Zwei Zufallsbegegnungen verändern Olivias Leben: Sie läuft dem Architekten Charles Rennie Mackintosh buchstäblich über den Weg und sie findet Arbeit in einem der Teesalons von Kate Cranston, die dafür bekannt ist, Künstler:innen großzügig zu fördern.
Die Chefin erkennt Olivias Talent
Miss Cranston ist sehr zufrieden mit ihrer neuen Kellnerin und fällt nach zwei Jahren guter Zusammenarbeit aus allen Wolken, als sie feststellt, wie gut ihre Bedienung zeichnen und sticken kann und dass sie ihre private Kleidung selbst entwirft. Sie bietet Olivia an, ihr die Studiengebühren für die Glasgow School of Arts vorzustrecken.
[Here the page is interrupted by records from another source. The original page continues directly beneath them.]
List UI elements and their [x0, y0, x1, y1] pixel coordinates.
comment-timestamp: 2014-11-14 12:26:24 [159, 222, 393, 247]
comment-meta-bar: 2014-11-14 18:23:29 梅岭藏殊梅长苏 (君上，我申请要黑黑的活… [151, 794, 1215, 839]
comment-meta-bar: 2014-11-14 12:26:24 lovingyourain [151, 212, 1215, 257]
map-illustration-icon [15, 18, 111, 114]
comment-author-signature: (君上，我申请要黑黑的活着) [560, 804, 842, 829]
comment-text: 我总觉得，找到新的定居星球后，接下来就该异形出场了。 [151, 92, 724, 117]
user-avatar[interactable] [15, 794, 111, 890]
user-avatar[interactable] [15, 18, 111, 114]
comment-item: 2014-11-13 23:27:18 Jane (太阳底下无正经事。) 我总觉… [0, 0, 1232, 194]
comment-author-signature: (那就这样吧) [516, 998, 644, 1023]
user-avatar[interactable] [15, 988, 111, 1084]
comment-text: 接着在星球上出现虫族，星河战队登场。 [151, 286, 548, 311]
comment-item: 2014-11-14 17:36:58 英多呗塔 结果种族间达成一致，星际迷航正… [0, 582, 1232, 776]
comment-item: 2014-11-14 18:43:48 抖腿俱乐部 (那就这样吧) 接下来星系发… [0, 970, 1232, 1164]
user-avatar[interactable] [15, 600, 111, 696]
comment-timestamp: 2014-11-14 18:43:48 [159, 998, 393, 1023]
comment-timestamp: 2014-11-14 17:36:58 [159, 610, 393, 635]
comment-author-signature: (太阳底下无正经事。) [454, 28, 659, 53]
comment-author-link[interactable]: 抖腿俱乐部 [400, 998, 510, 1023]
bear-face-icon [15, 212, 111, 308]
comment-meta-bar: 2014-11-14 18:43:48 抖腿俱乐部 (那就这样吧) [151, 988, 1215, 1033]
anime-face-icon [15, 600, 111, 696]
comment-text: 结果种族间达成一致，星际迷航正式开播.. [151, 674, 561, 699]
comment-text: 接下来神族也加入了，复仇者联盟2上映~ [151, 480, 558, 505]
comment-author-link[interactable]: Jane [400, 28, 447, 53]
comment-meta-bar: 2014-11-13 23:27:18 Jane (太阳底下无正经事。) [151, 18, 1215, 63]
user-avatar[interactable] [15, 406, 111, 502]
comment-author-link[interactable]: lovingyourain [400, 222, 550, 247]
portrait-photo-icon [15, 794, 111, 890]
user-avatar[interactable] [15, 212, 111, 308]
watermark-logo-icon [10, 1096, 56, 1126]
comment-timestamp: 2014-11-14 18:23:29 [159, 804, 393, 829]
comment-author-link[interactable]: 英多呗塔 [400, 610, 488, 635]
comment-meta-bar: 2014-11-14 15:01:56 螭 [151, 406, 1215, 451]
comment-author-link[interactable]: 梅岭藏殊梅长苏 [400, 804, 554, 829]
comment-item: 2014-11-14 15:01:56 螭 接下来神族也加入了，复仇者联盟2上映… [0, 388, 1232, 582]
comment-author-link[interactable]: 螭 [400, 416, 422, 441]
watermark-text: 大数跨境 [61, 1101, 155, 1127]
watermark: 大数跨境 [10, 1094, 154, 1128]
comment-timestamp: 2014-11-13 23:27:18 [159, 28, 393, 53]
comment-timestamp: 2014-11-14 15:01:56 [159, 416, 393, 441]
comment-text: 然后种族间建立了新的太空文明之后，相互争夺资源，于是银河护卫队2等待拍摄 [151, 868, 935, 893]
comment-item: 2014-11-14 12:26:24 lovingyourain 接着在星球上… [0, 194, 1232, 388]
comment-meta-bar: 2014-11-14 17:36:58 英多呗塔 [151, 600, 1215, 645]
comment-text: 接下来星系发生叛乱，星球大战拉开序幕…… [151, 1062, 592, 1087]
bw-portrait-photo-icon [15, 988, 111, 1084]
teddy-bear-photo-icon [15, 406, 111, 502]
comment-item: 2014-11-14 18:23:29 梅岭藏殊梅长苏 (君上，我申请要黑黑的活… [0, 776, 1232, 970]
Olivia kann das Geld abarbeiten und/oder später zurückzahlen.
Die begabte junge Kellnerin kann ihr Glück kaum fassen. Ihr persönliches Umfeld aber ist stinksauer. Aufstiegsversuche sind da nicht gern gesehen. Wenn es nach Familie und Freunden ginge, müsste Olivia ihre Träume aufgeben, ihren Kindheitsfreund Allie heiraten und in dem Restaurant bedienen, in dem er als Koch arbeitet. Aber, sorry, Leute, das ist nicht Olivias Plan!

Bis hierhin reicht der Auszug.